I shall use myself as a case study to consider problems of returning to the mainstream. In academics and education in India, progression is linear and scope for lateral entries is minimal. One applies for admission to a postgraduate course explaining the circumstances of the gap years that had ‘happened’ rather than been voluntarily ‘taken’, not mentioning that one was technically speaking a dropout as one had taken admission into a similar course but was abruptly catapulted out of it by an accident. One appealed for admission not because one had a right to higher education, but on compassionate grounds. There were no arrangements for persons with special needs and one learnt to adapt. And with severe mobility problems one turned to friends to get books from the library on campus or hail a cab when it was time to get home. Since this cannot indicate the contours of an enabling environment, one’s disability hits hard. To realize that one cannot do several things which others were doing induced moments of frustration as well as anger. Visiting the National Library, housed then in that heritage building with its majestic flights of steps, was out of question. With a career interspersed with medical interventions from time to time, one was eventually able to negotiate those steps. But the catalogues had to be manually searched and standing for hours trying to locate books or preparing a bibliography was a most strenuous chore. So, research was slow, the career path was full of hurdles and mental stamina was sometimes sapped for strength.
In the early years of coming to terms with disability, the challenge lay in attempting to prove that one could do all the things that a ‘normal’ person did. Getting into the mainstream meant that one was in a denial mode—trying to prove oneself as capable as others by ignoring reactions of curiosity, sympathy, pity or charity from the persons one encountered. Then with time, one’s perspective changed. I counted my blessings that included family support systems, economic stability, encouragement of friends and an inner resilience that enabled me to get a foothold in mainstream activities. It gave me insight to discover others whose experiences were lessons in patience, suffering, neglect that could be reconstructed as sagas of courage, achievement, and endurance, stories of those who battled with the greatest of odds and never gave up.

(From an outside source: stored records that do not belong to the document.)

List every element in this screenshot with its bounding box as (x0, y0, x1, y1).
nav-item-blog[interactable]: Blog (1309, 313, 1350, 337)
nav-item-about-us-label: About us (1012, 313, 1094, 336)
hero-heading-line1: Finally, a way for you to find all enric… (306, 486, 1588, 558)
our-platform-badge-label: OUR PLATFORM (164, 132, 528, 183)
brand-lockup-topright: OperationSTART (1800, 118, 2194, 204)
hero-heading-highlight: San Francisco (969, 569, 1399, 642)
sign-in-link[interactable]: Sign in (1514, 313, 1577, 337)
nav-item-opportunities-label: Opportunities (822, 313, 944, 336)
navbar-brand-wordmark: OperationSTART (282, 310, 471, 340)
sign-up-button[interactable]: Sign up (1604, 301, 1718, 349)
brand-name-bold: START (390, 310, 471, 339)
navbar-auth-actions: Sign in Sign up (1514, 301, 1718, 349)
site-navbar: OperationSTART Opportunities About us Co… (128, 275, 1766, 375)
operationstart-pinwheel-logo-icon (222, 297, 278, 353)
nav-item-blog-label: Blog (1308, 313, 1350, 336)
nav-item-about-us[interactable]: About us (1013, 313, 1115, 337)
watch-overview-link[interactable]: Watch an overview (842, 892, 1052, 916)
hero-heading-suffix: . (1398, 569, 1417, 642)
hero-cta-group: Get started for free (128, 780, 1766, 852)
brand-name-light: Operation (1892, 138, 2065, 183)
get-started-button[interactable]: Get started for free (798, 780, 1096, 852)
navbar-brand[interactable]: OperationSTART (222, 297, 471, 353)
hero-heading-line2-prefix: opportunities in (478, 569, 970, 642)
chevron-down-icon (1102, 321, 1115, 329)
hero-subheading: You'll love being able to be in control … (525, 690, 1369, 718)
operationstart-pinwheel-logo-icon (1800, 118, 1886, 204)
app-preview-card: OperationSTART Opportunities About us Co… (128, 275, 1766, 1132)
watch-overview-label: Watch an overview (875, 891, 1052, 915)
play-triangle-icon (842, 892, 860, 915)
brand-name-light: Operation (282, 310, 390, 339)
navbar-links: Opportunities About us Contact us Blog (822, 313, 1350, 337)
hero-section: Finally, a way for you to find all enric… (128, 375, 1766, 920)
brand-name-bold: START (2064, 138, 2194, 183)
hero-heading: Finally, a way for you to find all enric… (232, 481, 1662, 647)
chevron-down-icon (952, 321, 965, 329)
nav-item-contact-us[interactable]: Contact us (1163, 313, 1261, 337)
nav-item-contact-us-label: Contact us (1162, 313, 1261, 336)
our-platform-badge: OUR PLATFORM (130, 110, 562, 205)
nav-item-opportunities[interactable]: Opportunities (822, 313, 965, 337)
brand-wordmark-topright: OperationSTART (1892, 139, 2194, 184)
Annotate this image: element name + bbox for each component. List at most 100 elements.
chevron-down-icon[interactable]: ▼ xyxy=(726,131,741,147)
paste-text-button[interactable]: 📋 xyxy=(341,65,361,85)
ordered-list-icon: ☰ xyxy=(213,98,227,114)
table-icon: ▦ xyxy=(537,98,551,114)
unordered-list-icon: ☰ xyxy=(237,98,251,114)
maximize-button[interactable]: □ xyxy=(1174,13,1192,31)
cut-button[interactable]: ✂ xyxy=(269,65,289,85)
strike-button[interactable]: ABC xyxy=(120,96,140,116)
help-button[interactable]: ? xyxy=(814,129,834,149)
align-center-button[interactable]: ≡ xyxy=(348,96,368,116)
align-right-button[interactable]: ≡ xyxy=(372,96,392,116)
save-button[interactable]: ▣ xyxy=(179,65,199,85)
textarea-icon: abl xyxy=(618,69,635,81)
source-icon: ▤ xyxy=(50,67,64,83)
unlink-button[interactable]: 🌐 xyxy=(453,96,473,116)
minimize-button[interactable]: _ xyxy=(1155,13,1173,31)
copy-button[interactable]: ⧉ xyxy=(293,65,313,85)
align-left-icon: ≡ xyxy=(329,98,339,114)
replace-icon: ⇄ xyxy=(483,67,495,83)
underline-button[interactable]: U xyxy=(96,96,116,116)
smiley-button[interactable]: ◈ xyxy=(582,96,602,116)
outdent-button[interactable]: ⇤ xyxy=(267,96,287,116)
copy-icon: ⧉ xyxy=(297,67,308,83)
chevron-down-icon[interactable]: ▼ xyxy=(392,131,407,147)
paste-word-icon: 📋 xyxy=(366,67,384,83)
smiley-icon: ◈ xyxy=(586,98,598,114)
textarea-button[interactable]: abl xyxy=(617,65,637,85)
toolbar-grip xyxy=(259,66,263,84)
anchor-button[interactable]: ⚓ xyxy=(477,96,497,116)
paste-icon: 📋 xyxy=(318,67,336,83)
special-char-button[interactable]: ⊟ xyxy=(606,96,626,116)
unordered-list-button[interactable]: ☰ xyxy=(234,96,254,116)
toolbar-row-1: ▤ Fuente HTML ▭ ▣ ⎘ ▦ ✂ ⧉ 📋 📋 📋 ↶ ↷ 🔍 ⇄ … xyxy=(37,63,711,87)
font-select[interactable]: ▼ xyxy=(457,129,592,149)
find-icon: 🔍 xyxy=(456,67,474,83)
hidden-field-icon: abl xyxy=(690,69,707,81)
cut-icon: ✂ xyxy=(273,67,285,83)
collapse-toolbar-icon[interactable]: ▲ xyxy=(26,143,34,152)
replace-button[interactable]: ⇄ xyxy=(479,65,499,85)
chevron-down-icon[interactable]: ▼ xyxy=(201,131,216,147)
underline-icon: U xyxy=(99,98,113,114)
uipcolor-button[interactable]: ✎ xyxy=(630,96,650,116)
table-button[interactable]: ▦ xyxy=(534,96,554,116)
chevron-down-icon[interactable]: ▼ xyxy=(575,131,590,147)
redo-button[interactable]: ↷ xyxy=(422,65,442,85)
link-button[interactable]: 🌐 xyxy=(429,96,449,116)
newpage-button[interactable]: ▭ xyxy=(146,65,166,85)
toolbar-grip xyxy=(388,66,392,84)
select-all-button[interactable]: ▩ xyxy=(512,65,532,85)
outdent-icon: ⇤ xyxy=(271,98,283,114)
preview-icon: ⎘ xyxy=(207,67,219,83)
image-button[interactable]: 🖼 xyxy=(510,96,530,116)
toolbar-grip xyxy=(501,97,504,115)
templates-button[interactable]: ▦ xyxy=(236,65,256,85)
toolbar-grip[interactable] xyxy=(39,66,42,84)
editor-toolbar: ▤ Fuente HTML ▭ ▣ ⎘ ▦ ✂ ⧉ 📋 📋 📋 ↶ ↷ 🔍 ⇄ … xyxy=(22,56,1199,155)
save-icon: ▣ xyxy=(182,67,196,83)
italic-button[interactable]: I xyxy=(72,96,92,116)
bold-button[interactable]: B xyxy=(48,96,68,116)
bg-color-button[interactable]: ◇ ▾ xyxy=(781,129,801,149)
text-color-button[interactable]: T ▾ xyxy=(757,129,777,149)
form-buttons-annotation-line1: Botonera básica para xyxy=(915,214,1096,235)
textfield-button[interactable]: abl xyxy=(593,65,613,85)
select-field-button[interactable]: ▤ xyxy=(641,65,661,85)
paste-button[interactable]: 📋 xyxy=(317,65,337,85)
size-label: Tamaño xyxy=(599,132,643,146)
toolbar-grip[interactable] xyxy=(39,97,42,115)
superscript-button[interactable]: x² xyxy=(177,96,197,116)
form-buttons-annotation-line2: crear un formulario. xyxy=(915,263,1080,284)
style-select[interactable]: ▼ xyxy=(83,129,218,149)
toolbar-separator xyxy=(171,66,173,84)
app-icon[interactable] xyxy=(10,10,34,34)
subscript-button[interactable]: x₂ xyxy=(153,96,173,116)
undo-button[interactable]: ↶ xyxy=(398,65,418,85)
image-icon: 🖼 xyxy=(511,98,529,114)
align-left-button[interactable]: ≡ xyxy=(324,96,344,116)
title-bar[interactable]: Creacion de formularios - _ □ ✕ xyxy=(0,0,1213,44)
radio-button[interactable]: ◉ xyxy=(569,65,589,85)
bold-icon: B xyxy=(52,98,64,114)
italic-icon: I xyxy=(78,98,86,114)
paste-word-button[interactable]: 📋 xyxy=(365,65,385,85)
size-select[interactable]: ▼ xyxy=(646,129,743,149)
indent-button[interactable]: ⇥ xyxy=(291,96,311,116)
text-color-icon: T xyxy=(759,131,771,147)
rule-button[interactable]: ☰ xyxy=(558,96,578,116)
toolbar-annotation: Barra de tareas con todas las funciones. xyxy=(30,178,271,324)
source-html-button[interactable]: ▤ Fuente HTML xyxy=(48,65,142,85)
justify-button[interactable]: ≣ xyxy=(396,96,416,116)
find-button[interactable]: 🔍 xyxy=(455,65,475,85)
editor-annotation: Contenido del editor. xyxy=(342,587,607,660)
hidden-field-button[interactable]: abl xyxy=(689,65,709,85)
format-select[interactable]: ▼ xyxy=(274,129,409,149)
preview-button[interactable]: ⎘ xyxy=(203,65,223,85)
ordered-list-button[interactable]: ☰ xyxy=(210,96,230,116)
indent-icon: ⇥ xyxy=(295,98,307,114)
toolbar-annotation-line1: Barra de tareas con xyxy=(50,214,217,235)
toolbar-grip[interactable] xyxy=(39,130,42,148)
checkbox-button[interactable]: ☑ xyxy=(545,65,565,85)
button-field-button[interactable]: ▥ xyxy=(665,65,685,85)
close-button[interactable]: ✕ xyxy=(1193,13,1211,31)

I wonder where I belong. There are these two worlds that are always posed as binary existences – that of the normal persons and that of the disabled. When I chose to get married, it was a surprise to all. I was accepted by my husband’s family for what I was. Societal reactions of curiosity highlighted again the dichotomy of the two worlds. A disabled woman is not considered ‘marriageable’ and new acquaintances assumed that I was married when I was ‘normal’. I have learnt now to live with an impairment that my now grown-up sons, sensitized since infancy to my physical condition, have come to accept as normal. Since I have left the past behind, I have forgotten the time when I could run and dance and climb, and walk. The limitations on my mobility are my new reality and I have learnt to accept my body without feeling any shame. The dividing line between what is normal and what is non-normal is a matter of perception. The way that I am now, I feel absolutely normal, though disabled.
[Jayati Gupta is Professor of English, West Bengal State University, Barasat, West Bengal.]